Scientists Warn This Popular Diet Trend Could Affect Fertility
Popular among celebrities like Hugh Jackman, Terry Crews and Kumail Nanjiani, intermittent fasting is a dieting trend that doesn’t seem to be going away any time soon.
But, according to new research conducted by the University of East Anglia, it could have a negative impact on fertility.
Here’s what you need to know.
What is intermittent fasting?
Put simply, intermittent fasting is when you go for extended periods of time without eating, followed by a period of eating normally.
The most common types of intermittent fasting are:
5:2 diets – when you consume only 500-600 calories for two days a week. The rest of the week, dieters follow their usual healthy, balanced diets.
6:8 plan – when dieters eat for eight hours a day and fast for the remaining 16 hours in a day.
Alternate day fasting – when dieters fast every other day. Bupa warns that this is difficult to maintain over the longer term.
24 hour fasting – when dieters go for 24 hours without eating, often once a week or once a month.
These diets are considered healthier solutions for weight loss, with suggested benefits including improved gut health, reduced blood pressure and better sleep – but as with any diet, they come with certain risks.

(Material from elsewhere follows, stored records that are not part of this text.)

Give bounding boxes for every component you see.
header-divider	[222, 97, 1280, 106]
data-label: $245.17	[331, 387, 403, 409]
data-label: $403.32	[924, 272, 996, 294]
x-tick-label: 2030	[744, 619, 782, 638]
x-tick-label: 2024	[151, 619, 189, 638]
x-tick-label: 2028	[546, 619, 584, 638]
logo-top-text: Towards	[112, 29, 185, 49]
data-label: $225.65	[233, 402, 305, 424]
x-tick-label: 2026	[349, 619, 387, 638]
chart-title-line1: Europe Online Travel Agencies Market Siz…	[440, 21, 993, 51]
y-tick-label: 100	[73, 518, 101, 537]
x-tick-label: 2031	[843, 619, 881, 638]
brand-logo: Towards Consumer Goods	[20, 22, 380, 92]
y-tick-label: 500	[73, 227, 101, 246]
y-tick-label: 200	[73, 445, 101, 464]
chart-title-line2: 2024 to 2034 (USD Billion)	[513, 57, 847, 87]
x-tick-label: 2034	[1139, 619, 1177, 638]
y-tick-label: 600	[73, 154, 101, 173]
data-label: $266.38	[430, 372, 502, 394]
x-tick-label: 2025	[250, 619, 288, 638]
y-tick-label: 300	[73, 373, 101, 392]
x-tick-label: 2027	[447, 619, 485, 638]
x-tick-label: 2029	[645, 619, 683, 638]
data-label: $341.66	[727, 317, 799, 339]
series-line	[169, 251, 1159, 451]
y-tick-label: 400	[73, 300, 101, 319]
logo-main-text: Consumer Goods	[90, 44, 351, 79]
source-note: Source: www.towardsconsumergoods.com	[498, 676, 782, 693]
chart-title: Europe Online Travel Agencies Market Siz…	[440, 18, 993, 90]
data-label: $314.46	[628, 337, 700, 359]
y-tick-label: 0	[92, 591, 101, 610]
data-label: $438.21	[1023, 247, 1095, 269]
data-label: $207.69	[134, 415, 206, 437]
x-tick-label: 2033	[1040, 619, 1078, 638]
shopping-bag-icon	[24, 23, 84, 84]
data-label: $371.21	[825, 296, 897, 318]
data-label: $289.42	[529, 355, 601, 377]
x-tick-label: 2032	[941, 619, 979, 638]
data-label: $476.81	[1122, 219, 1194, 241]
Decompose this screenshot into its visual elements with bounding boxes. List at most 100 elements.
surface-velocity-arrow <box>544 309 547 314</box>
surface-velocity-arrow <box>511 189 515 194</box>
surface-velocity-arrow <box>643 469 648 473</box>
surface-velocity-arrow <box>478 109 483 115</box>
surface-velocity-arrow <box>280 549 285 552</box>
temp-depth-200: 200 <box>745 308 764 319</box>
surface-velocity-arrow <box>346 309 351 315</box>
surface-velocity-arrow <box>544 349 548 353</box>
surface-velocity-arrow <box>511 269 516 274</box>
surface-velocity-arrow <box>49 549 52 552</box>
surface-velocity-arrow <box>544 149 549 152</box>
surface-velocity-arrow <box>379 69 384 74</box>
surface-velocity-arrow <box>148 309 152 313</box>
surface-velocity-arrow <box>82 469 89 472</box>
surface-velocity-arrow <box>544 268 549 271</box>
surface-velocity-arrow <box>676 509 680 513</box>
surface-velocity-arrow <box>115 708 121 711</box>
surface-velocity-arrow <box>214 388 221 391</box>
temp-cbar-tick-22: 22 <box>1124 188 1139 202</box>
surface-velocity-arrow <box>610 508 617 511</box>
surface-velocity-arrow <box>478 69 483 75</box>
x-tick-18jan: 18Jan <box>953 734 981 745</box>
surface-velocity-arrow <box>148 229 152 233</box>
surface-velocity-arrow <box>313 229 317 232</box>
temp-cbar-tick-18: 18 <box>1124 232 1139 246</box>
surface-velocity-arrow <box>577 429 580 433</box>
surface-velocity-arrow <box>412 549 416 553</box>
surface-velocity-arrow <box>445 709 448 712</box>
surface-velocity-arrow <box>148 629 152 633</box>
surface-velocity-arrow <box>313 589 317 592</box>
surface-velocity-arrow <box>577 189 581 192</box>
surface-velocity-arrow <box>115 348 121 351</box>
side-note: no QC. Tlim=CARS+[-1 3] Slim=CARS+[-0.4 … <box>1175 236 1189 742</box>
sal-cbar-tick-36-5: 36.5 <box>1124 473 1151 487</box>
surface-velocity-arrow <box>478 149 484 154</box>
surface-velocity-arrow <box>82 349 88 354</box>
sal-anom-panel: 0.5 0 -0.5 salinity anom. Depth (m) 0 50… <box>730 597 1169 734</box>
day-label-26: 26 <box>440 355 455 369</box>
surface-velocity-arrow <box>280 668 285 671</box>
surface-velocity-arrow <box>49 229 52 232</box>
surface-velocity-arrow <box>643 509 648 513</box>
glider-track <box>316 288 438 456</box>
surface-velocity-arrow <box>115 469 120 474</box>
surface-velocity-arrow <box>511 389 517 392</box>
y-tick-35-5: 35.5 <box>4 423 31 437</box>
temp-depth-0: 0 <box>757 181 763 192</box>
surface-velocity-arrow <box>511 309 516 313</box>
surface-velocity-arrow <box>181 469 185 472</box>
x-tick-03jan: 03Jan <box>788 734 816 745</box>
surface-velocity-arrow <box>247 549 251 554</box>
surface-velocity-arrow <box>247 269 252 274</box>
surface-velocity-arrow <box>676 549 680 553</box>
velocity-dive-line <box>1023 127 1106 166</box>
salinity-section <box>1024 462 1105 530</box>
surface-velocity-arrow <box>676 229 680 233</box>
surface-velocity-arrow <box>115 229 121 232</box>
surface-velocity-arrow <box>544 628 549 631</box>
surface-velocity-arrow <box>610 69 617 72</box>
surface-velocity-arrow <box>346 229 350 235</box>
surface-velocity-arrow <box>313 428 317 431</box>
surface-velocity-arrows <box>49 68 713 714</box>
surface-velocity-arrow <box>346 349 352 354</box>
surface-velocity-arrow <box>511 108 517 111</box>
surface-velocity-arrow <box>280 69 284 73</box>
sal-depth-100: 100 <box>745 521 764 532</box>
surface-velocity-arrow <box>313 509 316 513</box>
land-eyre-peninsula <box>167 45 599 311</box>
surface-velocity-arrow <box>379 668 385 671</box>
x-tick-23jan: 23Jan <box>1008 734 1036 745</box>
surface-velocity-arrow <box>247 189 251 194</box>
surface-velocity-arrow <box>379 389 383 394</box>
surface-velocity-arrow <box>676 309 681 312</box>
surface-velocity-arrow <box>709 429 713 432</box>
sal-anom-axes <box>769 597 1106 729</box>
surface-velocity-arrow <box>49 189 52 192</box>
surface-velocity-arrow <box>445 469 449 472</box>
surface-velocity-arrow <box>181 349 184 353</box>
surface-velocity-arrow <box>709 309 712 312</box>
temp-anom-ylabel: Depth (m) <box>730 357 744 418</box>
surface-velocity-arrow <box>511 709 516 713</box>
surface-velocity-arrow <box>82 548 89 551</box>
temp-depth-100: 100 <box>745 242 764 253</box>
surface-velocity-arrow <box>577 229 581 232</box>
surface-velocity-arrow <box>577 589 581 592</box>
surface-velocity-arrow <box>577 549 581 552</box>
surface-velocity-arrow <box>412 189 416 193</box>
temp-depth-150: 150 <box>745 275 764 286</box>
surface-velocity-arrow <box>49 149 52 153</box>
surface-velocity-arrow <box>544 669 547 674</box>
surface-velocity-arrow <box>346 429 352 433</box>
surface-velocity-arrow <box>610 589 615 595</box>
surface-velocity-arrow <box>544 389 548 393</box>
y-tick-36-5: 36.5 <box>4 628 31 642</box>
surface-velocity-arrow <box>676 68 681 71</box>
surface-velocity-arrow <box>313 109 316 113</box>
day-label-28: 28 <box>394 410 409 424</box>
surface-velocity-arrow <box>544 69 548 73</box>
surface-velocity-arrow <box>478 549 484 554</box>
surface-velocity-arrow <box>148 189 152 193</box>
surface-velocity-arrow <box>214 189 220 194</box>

Niamh Hennessy, lead dietitian at Cromwell Hospital, warns that for people who are pregnant, have type 1 diabetes, a history of disordered eating or anxiety or depression, fasting isn’t a suitable diet option.
Tests on zebrafish indicate worrying impact on fertility levels
Researchers at the University of East Anglia investigated the impacts of periodically cutting down foods on zebrafish, as they have a similar genetic structure to humans.
They found that egg quality was reduced in females, while the quality of male sperm also decreased.
And once the fish returned to their usual eating habits, the quality of eggs and sperm in the fish did not improve.
Dr Edward Ivimey Cook, from the University’s School of Biological Sciences said: ”These findings underscore the importance of considering not just the effect of fasting on body maintenance, but also on the production of eggs and sperm…
“More research is needed to understand how long it takes for sperm and egg quality to return back to normal after the period of fasting.”